Domain Adaptation with OpenNMT-tf

iriniz · November 27, 2020, 1:26pm

Hello,

I have a pre-trained model trained on a big corpus and I tried to continue the training with the new data from a smaller corpus in order to achieve domain adaptation.

I am a little bit confused with the steps that I followed and I would like to be sure that I haven’t done any mistake.

First of all, I built the new vocab of the new smaller corpus with the following command:

CUDA_VISIBLE_DEVICES=0 onmt-build-vocab --tokenizer_config path/tok.yml --size 30000 --save_vocab path/src-sp-vocab path/src-train.txt
CUDA_VISIBLE_DEVICES=0 onmt-build-vocab --tokenizer_config path/tok.yml --size 30000 --save_vocab path/tgt-sp-vocab path/tgt-train.txt

Then, I used the following command in order to update the vocab:
CUDA_VISIBLE_DEVICES=0 onmt-main --model_type Transformer --config path/data.yml --auto_config update_vocab --output_dir path/output/ --src_vocab=path/output/src-sp-vocab --tgt_vocab=path/output/tgt-sp-vocab

The output of the command was the last checkpoint of the initial pre-trained model.

Then, I replaced the model_dir in the config file with the new output folder that contained the last checkpoint of the initial pre-trained model and I used the following command in order to start the training:

CUDA_VISIBLE_DEVICES=0 onmt-main --model_type Transformer --config path/data.yml --auto_config --checkpoint_path path/output/ckpt-20000.index --mixed_precision train --with_eval

As you may see, I also added the new checkpoint path (which is the same path used for the model_dir).

Finally, the training started and I got the following statement:

“You provided a model configuration but a checkpoint already exists.

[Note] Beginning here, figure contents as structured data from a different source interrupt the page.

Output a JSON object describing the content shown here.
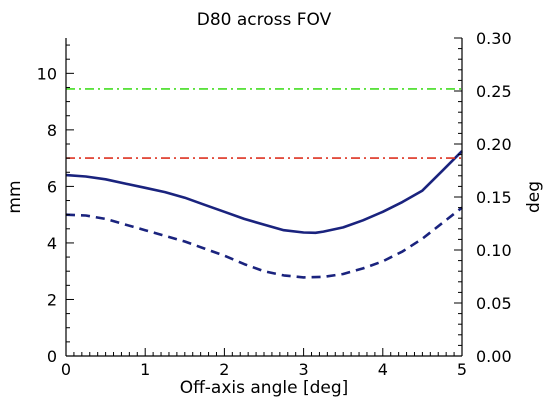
{
  "chart_data": {
    "type": "line",
    "title": "D80 across FOV",
    "xlabel": "Off-axis angle [deg]",
    "ylabel_left": "mm",
    "ylabel_right": "deg",
    "xlim": [
      0,
      5
    ],
    "ylim_left": [
      0,
      11.25
    ],
    "ylim_right": [
      0,
      0.3
    ],
    "grid": false,
    "x_ticks": [
      "0",
      "1",
      "2",
      "3",
      "4",
      "5"
    ],
    "y_left_ticks": [
      "0",
      "2",
      "4",
      "6",
      "8",
      "10"
    ],
    "y_right_ticks": [
      "0.00",
      "0.05",
      "0.10",
      "0.15",
      "0.20",
      "0.25",
      "0.30"
    ],
    "series": [
      {
        "style": "solid",
        "color": "#1a237e",
        "x": [
          0,
          0.25,
          0.5,
          0.75,
          1.0,
          1.25,
          1.5,
          1.75,
          2.0,
          2.25,
          2.5,
          2.75,
          3.0,
          3.15,
          3.25,
          3.5,
          3.75,
          4.0,
          4.25,
          4.5,
          4.75,
          5.0
        ],
        "y": [
          6.4,
          6.35,
          6.25,
          6.1,
          5.95,
          5.8,
          5.6,
          5.35,
          5.1,
          4.85,
          4.65,
          4.45,
          4.37,
          4.36,
          4.4,
          4.55,
          4.8,
          5.1,
          5.45,
          5.85,
          6.55,
          7.25
        ]
      },
      {
        "style": "dashed",
        "color": "#1a237e",
        "x": [
          0,
          0.25,
          0.5,
          0.75,
          1.0,
          1.25,
          1.5,
          1.75,
          2.0,
          2.25,
          2.5,
          2.75,
          3.0,
          3.25,
          3.5,
          3.75,
          4.0,
          4.25,
          4.5,
          4.75,
          5.0
        ],
        "y": [
          5.0,
          4.97,
          4.85,
          4.65,
          4.45,
          4.25,
          4.05,
          3.8,
          3.55,
          3.25,
          3.0,
          2.85,
          2.78,
          2.8,
          2.9,
          3.1,
          3.35,
          3.7,
          4.15,
          4.7,
          5.25
        ]
      },
      {
        "style": "dashdot",
        "color": "#44dd22",
        "x": [
          0,
          5
        ],
        "y": [
          9.45,
          9.45
        ]
      },
      {
        "style": "dashdot",
        "color": "#dd3322",
        "x": [
          0,
          5
        ],
        "y": [
          7.0,
          7.0
        ]
      }
    ]
  }
}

The model configuration must define the same model as the one used for the initial training. However, you can change non structural values like dropout.”

Although, I am not sure if I re-trained the initial model or if I started a totally new training process. How can I be sure about it?

Thank you a lot in advance.

guillaumekln · November 27, 2020, 1:45pm

Hi,

The procedure looks mostly correct but I would suggest you to read:

In this topic we propose an easier procedure that does not require updating the vocabularies:

Generate subword models and vocabularies from the full data
Train on generic data
Continue training on in-domain data

For 3., you might also want to use weighted datasets to continue training on a mix of generic and in-domain data to avoid forgetting how to translate generic sentences.

iriniz · December 1, 2020, 1:30pm

Thank you a lot for your prompt reply! I’ll give it a try.